Apesar da redução do tempo de travessia do Atlântico ser importante para os
traficantes da época, o tempo despendido nos portos africanos até o momento de
embarque de cativos era a fonte maior de preocupação dos donos de navios. Os atrasos
nos portos de embarque eram rotineiros, muitas vezes provocados por rivais já que
havia disputa pelos escravos que seriam embarcados. Nas palavras de Miller
(1988:318), “The economics of slaving voyages on the swiftness of the turnaround
Atlantic, reduced to their most abstract terms, hinged on the swiftness of the turnaround
in Angola, and all these pressures therefore converged on the hectic rough-and-tumble
of the colony´s port.”
Segundo Jaime Pinsky (1994), as feitorias existentes ao longo da costa da África
serviam para aglomerar os cativos que chegavam de diversas partes do continente até o
momento da chegada de um navio que os transportariam para o Brasil. Ocorria também
a espera dos navios no porto até haver número suficiente de escravos para tornar a
expedição lucrativa.
A nova base de dados revela o seguinte: para todo o período do tráfico, o tempo
médio da viagem era de 240,88 dias, ou seja, da saída do porto de origem até a chegada
ao porto de desembarque, levava-se 8 meses e 27 dias em média.
Das 1.376 viagens com destino Pernambuco de que se tem registro na nova base
de dados, 74 indicam o tempo de travessia do oceano Atlântico.

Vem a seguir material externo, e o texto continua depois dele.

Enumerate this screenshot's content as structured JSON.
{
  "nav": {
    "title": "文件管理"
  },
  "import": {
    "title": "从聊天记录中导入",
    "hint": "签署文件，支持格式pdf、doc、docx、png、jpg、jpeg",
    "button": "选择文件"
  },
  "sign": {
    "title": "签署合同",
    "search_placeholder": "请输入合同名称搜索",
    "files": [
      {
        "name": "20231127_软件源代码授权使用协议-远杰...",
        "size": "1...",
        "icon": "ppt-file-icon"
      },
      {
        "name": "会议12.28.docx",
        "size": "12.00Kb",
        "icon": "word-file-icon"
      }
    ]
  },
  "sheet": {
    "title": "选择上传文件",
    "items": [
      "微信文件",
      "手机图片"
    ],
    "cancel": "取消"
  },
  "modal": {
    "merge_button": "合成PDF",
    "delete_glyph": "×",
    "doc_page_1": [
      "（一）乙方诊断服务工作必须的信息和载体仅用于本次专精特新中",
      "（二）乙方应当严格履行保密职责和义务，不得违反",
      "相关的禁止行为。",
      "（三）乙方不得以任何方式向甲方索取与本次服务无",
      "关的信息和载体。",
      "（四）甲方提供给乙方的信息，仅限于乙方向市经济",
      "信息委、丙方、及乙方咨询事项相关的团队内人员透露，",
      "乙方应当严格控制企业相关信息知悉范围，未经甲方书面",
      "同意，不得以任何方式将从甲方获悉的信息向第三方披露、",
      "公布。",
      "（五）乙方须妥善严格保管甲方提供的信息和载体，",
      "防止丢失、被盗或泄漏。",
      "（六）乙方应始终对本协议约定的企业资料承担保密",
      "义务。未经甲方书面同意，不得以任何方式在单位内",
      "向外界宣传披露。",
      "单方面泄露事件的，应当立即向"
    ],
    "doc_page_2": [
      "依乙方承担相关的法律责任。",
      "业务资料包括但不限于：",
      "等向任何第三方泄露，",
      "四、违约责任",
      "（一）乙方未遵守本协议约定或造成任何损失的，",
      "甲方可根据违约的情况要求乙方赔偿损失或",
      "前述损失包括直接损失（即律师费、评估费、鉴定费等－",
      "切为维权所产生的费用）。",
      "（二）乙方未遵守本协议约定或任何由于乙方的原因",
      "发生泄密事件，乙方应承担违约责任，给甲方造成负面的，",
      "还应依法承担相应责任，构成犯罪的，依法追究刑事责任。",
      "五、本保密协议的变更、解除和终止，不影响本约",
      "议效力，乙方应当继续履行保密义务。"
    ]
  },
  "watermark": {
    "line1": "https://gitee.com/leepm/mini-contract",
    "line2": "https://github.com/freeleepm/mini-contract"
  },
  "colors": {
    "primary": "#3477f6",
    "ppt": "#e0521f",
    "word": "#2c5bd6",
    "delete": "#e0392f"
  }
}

O tempo médio dessa
travessia para todo o período do tráfico foi de 47,8 dias.
De 1564 a 1777 a média de dias gastos na travessia do Atlântico era de 52,43. Já
para o período de 1788 a 1851, o tempo médio da travessia passou a ser 50,30 dias, isso
está de acordo com argumentos expostos na literatura que afirmam ter o tempo das
viagens regredido na medida em que se avançava a tecnologia, os navios ficavam mais
velozes e as correntes marítimas juntamente com os ventos eram melhor estudados e
aproveitados.
Quantidade de escravos desembarcados por ano
A quantidade de escravos desembarcados por ano em Pernambuco não foi
homogênea para todo o período do tráfico. O ano de 1810 foi o ano de maior
movimentação no porto do Recife: nesse ano desembarcaram 11.518 escravos. Já os
anos de 1.631, 1632, 1.634, 1.635, 1.648, 1.651, 1.653 e 1.654 são os anos em que não
houve nenhum escravo desembarcado. É interessante notar que essas últimas datas se
situam no período da invasão holandesa em Pernambuco (1630-1654). Observe gráfico
abaixo.
Figura 4. Número total de escravos desembarcados em Pernambuco por ano
Fonte: Voyages Database.
Nota-se uma queda brusca no número de desembarcados no inicio da ocupação
holandesa de Pernambuco. Após a expulsão desses, em 1654, o número de
desembarcados eleva-se substancialmente.
As exportações de açúcar do nordeste holandês foram significativas durante
apenas 8 anos, de 1638 a 1645, já a partir de 1645 essas declinam bruscamente (Silva &
Eltis, 2008). É justo no período de maior exportação que se verifica o expressivo
volume de cativos desembarcados no período holandês. Entre 1636 e 1645, chegaram ao
Brasil 90% dos escravos trazidos por esse povo.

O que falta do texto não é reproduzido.